Tina @ bitemeshowme said...

Didn't realise you went on vacation :) Japan looks like a gorgeous country. I too have been wanting to go for ages but still haven't got the chance. 2013 was meant to be my year for Japan but other things have come up unexpecedtly which means another pause button. SIGH. Those bowls of ramen look awfully good and suit the cold right now. Can't imagine how clean and fresh it would have tasted!

Happyeverafter Bride said...

oh the streets of Japan! I hated the address systems in Japan! Everything is in a grid and you search for the place based on the grid markings much like when you're in a shopping centre looking for a shop. It was hopeless asking locals to read the address too.

Anyways, I really miss the haiborus and the fresh sashimi and sushi. Livign vicariously through your posts in the meantime.

JB said...

I loooooove Japan. Your photos bring back all the memories.

Can't wait for the next in the series!

Lorraine @ Not Quite Nigella said...

That's why Japan is one of my favourite destinations. You can never run out of things to eat or see!

Christina @ The Hungry Australian said...

Oh great post. I've only been to Japan on a work trip for a weekend but I LOVED it. Everything was so beautifully designed and the food - oh baby! btw I love the banana choc stick treat - I'll have to make some of those at home for my kids!

gaby @ lateraleating said...

The squid looks a bit scary... salty like Vegemite and chewier than toast... yum (not!). Other than that, cool stuff, looks like you're having fun!

retrodaze said...

I love Japan! That sashimi looks amazing - so fresh.

Tina said...

Hi MissPiggy - It sure is fantastic, but as per normal for holidays, it went too quickly...

Hi tastyfoodsnaps - Haha, it was irresistibly cute!

Hi John - You, the travelbug, haven't been to Japan?! :D Not so much a shame about the izakaya - all the other options are great too!

Hi Penny - I'm looking forward to a return visit at some point down the track too ;)

Hi Jenny - You know what, we didn't have a single vending machine beer! Coffee on the other hand... ;)

Hi Tina - The ramen was special. Not sure I'll be able to eat ramen back home... :/

Hi Happyeverafter Bride - I don't miss the address system but sure do miss all the food!

Hi JB - There'll be a few/several/lots ;)

Hi Lorraine - And almost every meal is great!

Hi Christina - There is a style and efficiency about Japan; a very well-oiled machine.

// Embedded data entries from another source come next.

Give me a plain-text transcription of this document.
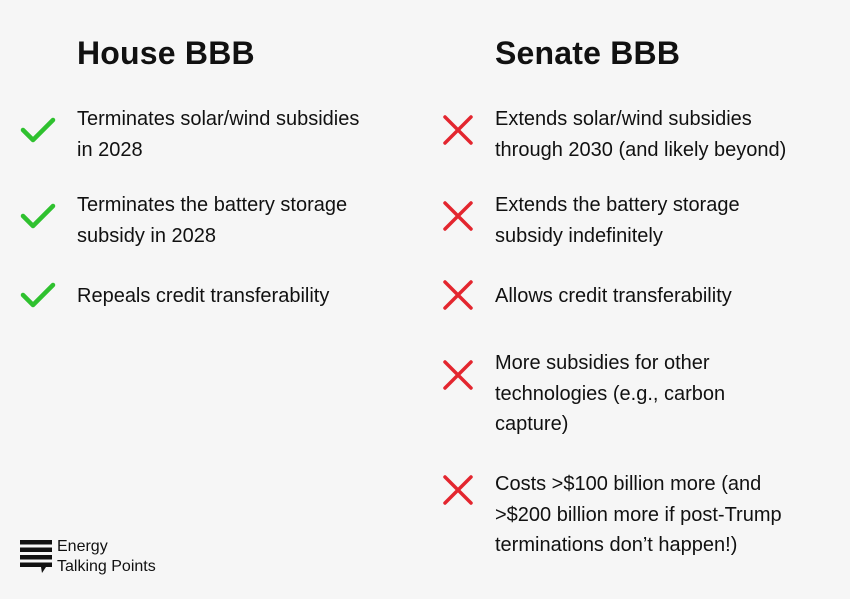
House BBB	Senate BBB
Terminates solar/wind subsidies
in 2028
Terminates the battery storage
subsidy in 2028
Repeals credit transferability
Extends solar/wind subsidies
through 2030 (and likely beyond)
Extends the battery storage
subsidy indefinitely
Allows credit transferability
More subsidies for other
technologies (e.g., carbon
capture)
Costs >$100 billion more (and
>$200 billion more if post-Trump
terminations don’t happen!)
Energy
Talking Points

Hi gaby - Yeah, it wasn't too bad; like a very salty, seafood-y jerky :)

Hi retrodaze - Yeah, and this is the discounted stuff! :D


Corinne @ Gourmantic said...

I love Japan, so many great memories there! Had to laugh at the typical of cuteness.

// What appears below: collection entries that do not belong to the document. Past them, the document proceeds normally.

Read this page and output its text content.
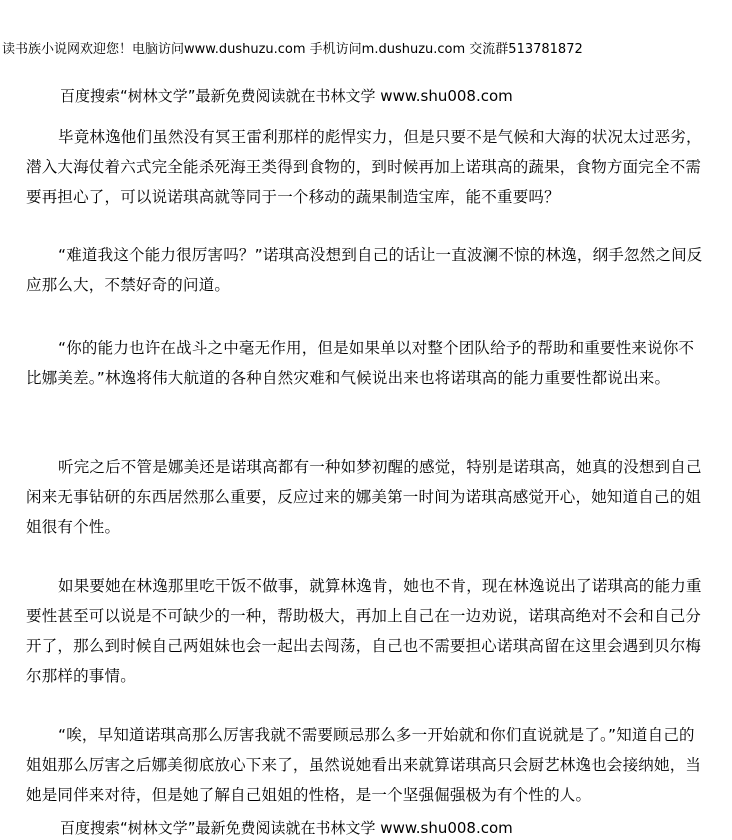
读书族小说网欢迎您！电脑访问www.dushuzu.com 手机访问m.dushuzu.com 交流群513781872
百度搜索“树林文学”最新免费阅读就在书林文学 www.shu008.com

毕竟林逸他们虽然没有冥王雷利那样的彪悍实力，但是只要不是气候和大海的状况太过恶劣，潜入大海仗着六式完全能杀死海王类得到食物的，到时候再加上诺琪高的蔬果，食物方面完全不需要再担心了，可以说诺琪高就等同于一个移动的蔬果制造宝库，能不重要吗？

“难道我这个能力很厉害吗？”诺琪高没想到自己的话让一直波澜不惊的林逸，纲手忽然之间反应那么大，不禁好奇的问道。

“你的能力也许在战斗之中毫无作用，但是如果单以对整个团队给予的帮助和重要性来说你不比娜美差。”林逸将伟大航道的各种自然灾难和气候说出来也将诺琪高的能力重要性都说出来。

听完之后不管是娜美还是诺琪高都有一种如梦初醒的感觉，特别是诺琪高，她真的没想到自己闲来无事钻研的东西居然那么重要，反应过来的娜美第一时间为诺琪高感觉开心，她知道自己的姐姐很有个性。

如果要她在林逸那里吃干饭不做事，就算林逸肯，她也不肯，现在林逸说出了诺琪高的能力重要性甚至可以说是不可缺少的一种，帮助极大，再加上自己在一边劝说，诺琪高绝对不会和自己分开了，那么到时候自己两姐妹也会一起出去闯荡，自己也不需要担心诺琪高留在这里会遇到贝尔梅尔那样的事情。

“唉，早知道诺琪高那么厉害我就不需要顾忌那么多一开始就和你们直说就是了。”知道自己的姐姐那么厉害之后娜美彻底放心下来了，虽然说她看出来就算诺琪高只会厨艺林逸也会接纳她，当她是同伴来对待，但是她了解自己姐姐的性格，是一个坚强倔强极为有个性的人。

百度搜索“树林文学”最新免费阅读就在书林文学 www.shu008.com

Good to see you indulged... in the booze kind :)

Vivian - vxdollface said...

I love Japan! But I think I would need at least a couple months just to explore all the nooks & crannies the place has to offer! The first time I went into a depachika I was so amazed by the presentation and then was absolutely shocked when I saw the price!

Sara - Belly Rumbles said...

I love how all the Moscow mules served around Tokyo are in those copper Smirnoff mugs. I think they must have the market cornered.

Tina said...

Hi Corinne - Oh, there was much indulgence had! Plenty more to come ;)

Hi Vivian - I could spend forever in a depa-chika; especially ones with lots of food to sample!

Hi Sara - Mmm, high time we got them here in Sydney I think, hmm Smirnoff??

Anonymous said...

How easy was it to use subway/trains between Shunjuku, Minato, Roppongi, Shibuya? Thanks

Tina said...

Hi michelinstarfinedinings - It's super easy with a swiping top-up travel card and a metro map (and help from your hotel conceierge, perhaps). one of my fave parts of Tokyo is the metro travel - so very simple.

Jackie Brodin said...

So glad to stop here, will be heading to Shinjuku in November can't wait, almost regretting only having seven nites there, will have to go back for longer like you and explore and eat everything except for offals of course.